No Rock to Build Upon
Paul Maloney, roshi explores our desire to have stability and security in the face of the Buddha’s teachings on impermanence, and the reality of a dynamic ever changing world.
In the words of the poet,
The times are a changing.
But when were they not changing?
The first of the three marks of existence that the Buddha taught was Anicca, Impermanence. And it was not only Shakyamuni who realized this. Heraclitus, a pre-Socratic Ionian Greek philosopher, said that “everything flows,” and “there is nothing permanent except change.” This is not a message that our present age seems to be comfortable with. We have strived so hard to be secure, and we don’t want to lose that sense of security. Despite our most fervent wishes and prayers, the Covid-19 virus has turned our world upside down in the space of a few months. Strange things are happening. We now have a Liberal government behaving in an unprecedented socialist manner, desperately trying to hold everything (or almost everything) together.

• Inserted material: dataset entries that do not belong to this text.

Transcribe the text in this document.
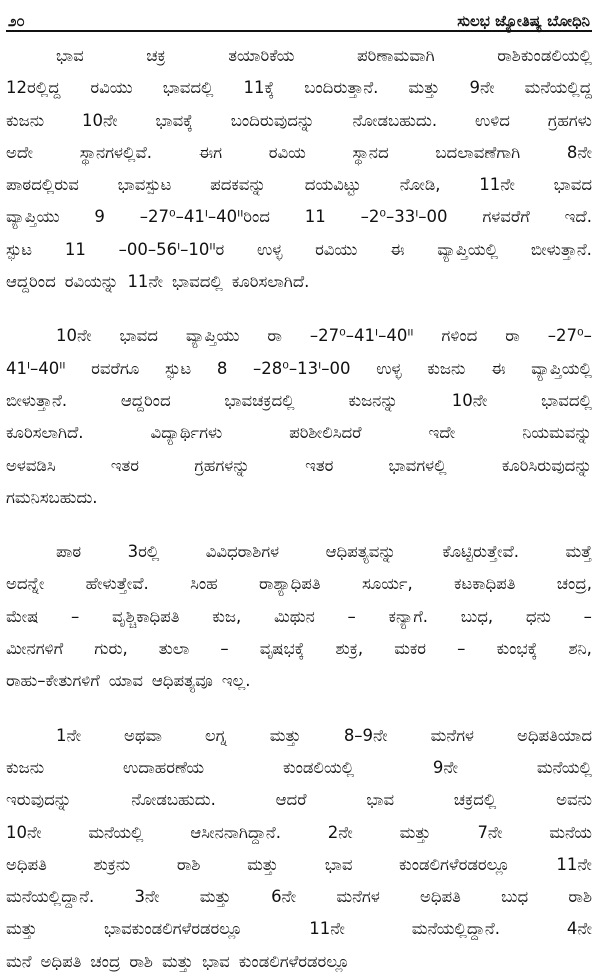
೨೦	ಸುಲಭ ಜ್ಯೋತಿಷ್ಯ ಬೋಧಿನಿ
ಭಾವ	ಚಕ್ರ	ತಯಾರಿಕೆಯ	ಪರಿಣಾಮವಾಗಿ	ರಾಶಿಕುಂಡಲಿಯಲ್ಲಿ
12ರಲ್ಲಿದ್ದ ರವಿಯು ಭಾವದಲ್ಲಿ 11ಕ್ಕೆ ಬಂದಿರುತ್ತಾನೆ. ಮತ್ತು 9ನೇ ಮನೆಯಲ್ಲಿದ್ದ
ಕುಜನು 10ನೇ ಭಾವಕ್ಕೆ ಬಂದಿರುವುದನ್ನು ನೋಡಬಹುದು. ಉಳಿದ ಗ್ರಹಗಳು
ಅದೇ	ಸ್ಥಾನಗಳಲ್ಲಿವೆ.	ಈಗ	ರವಿಯ	ಸ್ಥಾನದ	ಬದಲಾವಣೆಗಾಗಿ	8ನೇ
ಪಾಠದಲ್ಲಿರುವ ಭಾವಸ್ಪುಟ ಪದಕವನ್ನು ದಯವಿಟ್ಟು ನೋಡಿ, 11ನೇ ಭಾವದ
ವ್ಯಾಪ್ತಿಯು 9 –27⁰–41ᴵ–40ᴵᴵರಿಂದ 11 –2⁰–33ᴵ–00 ಗಳವರೆಗೆ ಇದೆ.
ಸ್ಫುಟ 11 –00–56ᴵ–10ᴵᴵರ ಉಳ್ಳ ರವಿಯು ಈ ವ್ಯಾಪ್ತಿಯಲ್ಲಿ ಬೀಳುತ್ತಾನೆ.
ಆದ್ದರಿಂದ ರವಿಯನ್ನು 11ನೇ ಭಾವದಲ್ಲಿ ಕೂರಿಸಲಾಗಿದೆ.
10ನೇ ಭಾವದ ವ್ಯಾಪ್ತಿಯು ರಾ –27⁰–41ᴵ–40ᴵᴵ ಗಳಿಂದ ರಾ –27⁰–
41ᴵ–40ᴵᴵ ರವರೆಗೂ ಸ್ಫುಟ 8 –28⁰–13ᴵ–00 ಉಳ್ಳ ಕುಜನು ಈ ವ್ಯಾಪ್ತಿಯಲ್ಲಿ
ಬೀಳುತ್ತಾನೆ.	ಆದ್ದರಿಂದ	ಭಾವಚಕ್ರದಲ್ಲಿ	ಕುಜನನ್ನು	10ನೇ	ಭಾವದಲ್ಲಿ
ಕೂರಿಸಲಾಗಿದೆ.	ವಿದ್ಯಾರ್ಥಿಗಳು	ಪರಿಶೀಲಿಸಿದರೆ	ಇದೇ	ನಿಯಮವನ್ನು
ಅಳವಡಿಸಿ	ಇತರ	ಗ್ರಹಗಳನ್ನು	ಇತರ	ಭಾವಗಳಲ್ಲಿ	ಕೂರಿಸಿರುವುದನ್ನು
ಗಮನಿಸಬಹುದು.
ಪಾಠ	3ರಲ್ಲಿ	ವಿವಿಧರಾಶಿಗಳ	ಆಧಿಪತ್ಯವನ್ನು	ಕೊಟ್ಟಿರುತ್ತೇವೆ.	ಮತ್ತೆ
ಅದನ್ನೇ	ಹೇಳುತ್ತೇವೆ.	ಸಿಂಹ	ರಾಶ್ಯಾಧಿಪತಿ	ಸೂರ್ಯ,	ಕಟಕಾಧಿಪತಿ	ಚಂದ್ರ,
ಮೇಷ – ವೃಶ್ಚಿಕಾಧಿಪತಿ ಕುಜ, ಮಿಥುನ – ಕನ್ಯಾಗೆ. ಬುಧ, ಧನು –
ಮೀನಗಳಿಗೆ ಗುರು, ತುಲಾ – ವೃಷಭಕ್ಕೆ ಶುಕ್ರ, ಮಕರ – ಕುಂಭಕ್ಕೆ ಶನಿ,
ರಾಹು–ಕೇತುಗಳಿಗೆ ಯಾವ ಆಧಿಪತ್ಯವೂ ಇಲ್ಲ.
1ನೇ	ಅಥವಾ	ಲಗ್ನ	ಮತ್ತು	8–9ನೇ	ಮನೆಗಳ	ಅಧಿಪತಿಯಾದ
ಕುಜನು	ಉದಾಹರಣೆಯ	ಕುಂಡಲಿಯಲ್ಲಿ	9ನೇ	ಮನೆಯಲ್ಲಿ
ಇರುವುದನ್ನು	ನೋಡಬಹುದು.	ಆದರೆ	ಭಾವ	ಚಕ್ರದಲ್ಲಿ	ಅವನು
10ನೇ	ಮನೆಯಲ್ಲಿ	ಆಸೀನನಾಗಿದ್ದಾನೆ.	2ನೇ	ಮತ್ತು	7ನೇ	ಮನೆಯ
ಅಧಿಪತಿ	ಶುಕ್ರನು	ರಾಶಿ	ಮತ್ತು	ಭಾವ	ಕುಂಡಲಿಗಳೆರಡರಲ್ಲೂ	11ನೇ
ಮನೆಯಲ್ಲಿದ್ದಾನೆ. 3ನೇ ಮತ್ತು 6ನೇ ಮನೆಗಳ ಅಧಿಪತಿ ಬುಧ ರಾಶಿ
ಮತ್ತು	ಭಾವಕುಂಡಲಿಗಳೆರಡರಲ್ಲೂ	11ನೇ	ಮನೆಯಲ್ಲಿದ್ದಾನೆ.	4ನೇ
ಮನೆ ಅಧಿಪತಿ ಚಂದ್ರ ರಾಶಿ ಮತ್ತು ಭಾವ ಕುಂಡಲಿಗಳೆರಡರಲ್ಲೂ
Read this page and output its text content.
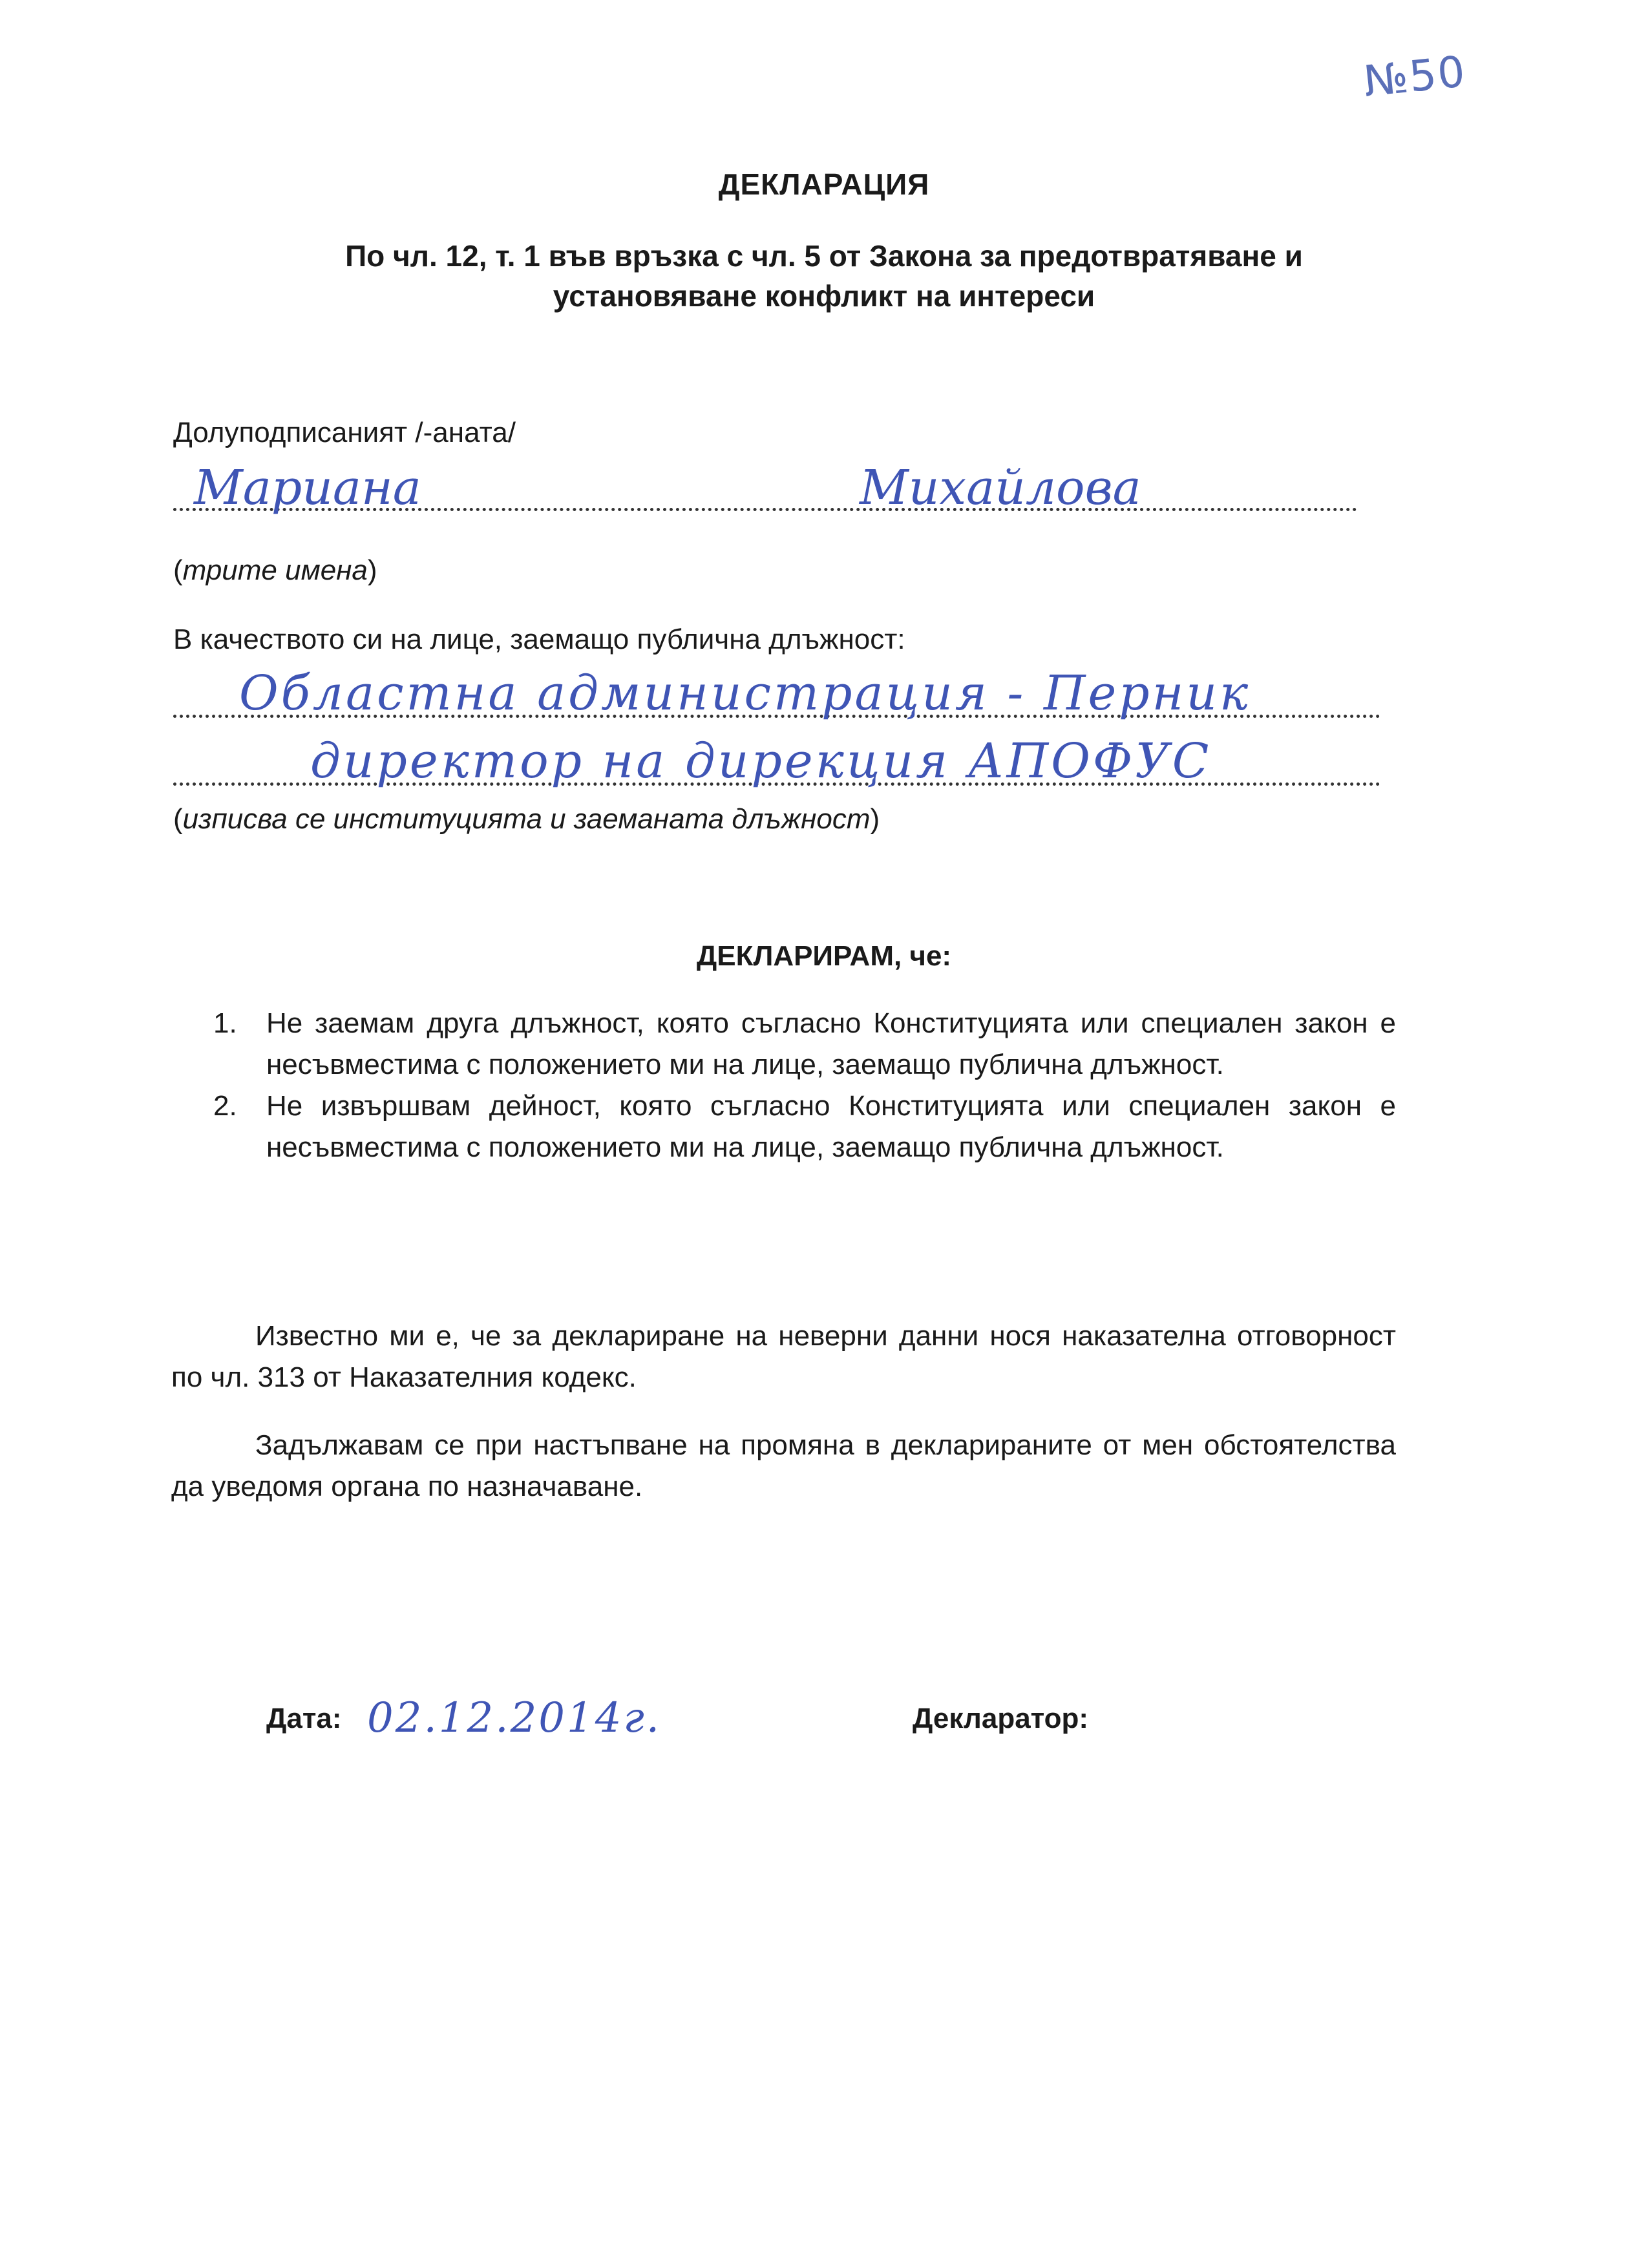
№50
ДЕКЛАРАЦИЯ
По чл. 12, т. 1 във връзка с чл. 5 от Закона за предотвратяване и
установяване конфликт на интереси
Долуподписаният /-аната/
Мариана	Михайлова
(трите имена)
В качеството си на лице, заемащо публична длъжност:
Областна администрация - Перник
директор на дирекция АПОФУС
(изписва се институцията и заеманата длъжност)
ДЕКЛАРИРАМ, че:
1. Не заемам друга длъжност, която съгласно Конституцията или специален закон е несъвместима с положението ми на лице, заемащо публична длъжност.
2. Не извършвам дейност, която съгласно Конституцията или специален закон е несъвместима с положението ми на лице, заемащо публична длъжност.
Известно ми е, че за деклариране на неверни данни нося наказателна отговорност по чл. 313 от Наказателния кодекс.
Задължавам се при настъпване на промяна в декларираните от мен обстоятелства да уведомя органа по назначаване.
Дата: 02.12.2014г.	Декларатор:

The hope is that we will, in their words, “get to the other side.” It is as though we had been travelling along a familiar road when, crossing a river, suddenly the bridge gave way, throwing us into the torrent. Now we are floundering around, trying to get to the other side. The inference is, our present circumstances are an anomaly that, hopefully, will soon pass, so long as we can get back to the way we were. But will they? What if there is no “other side,” instead, a radically new landscape, with new novel challenges?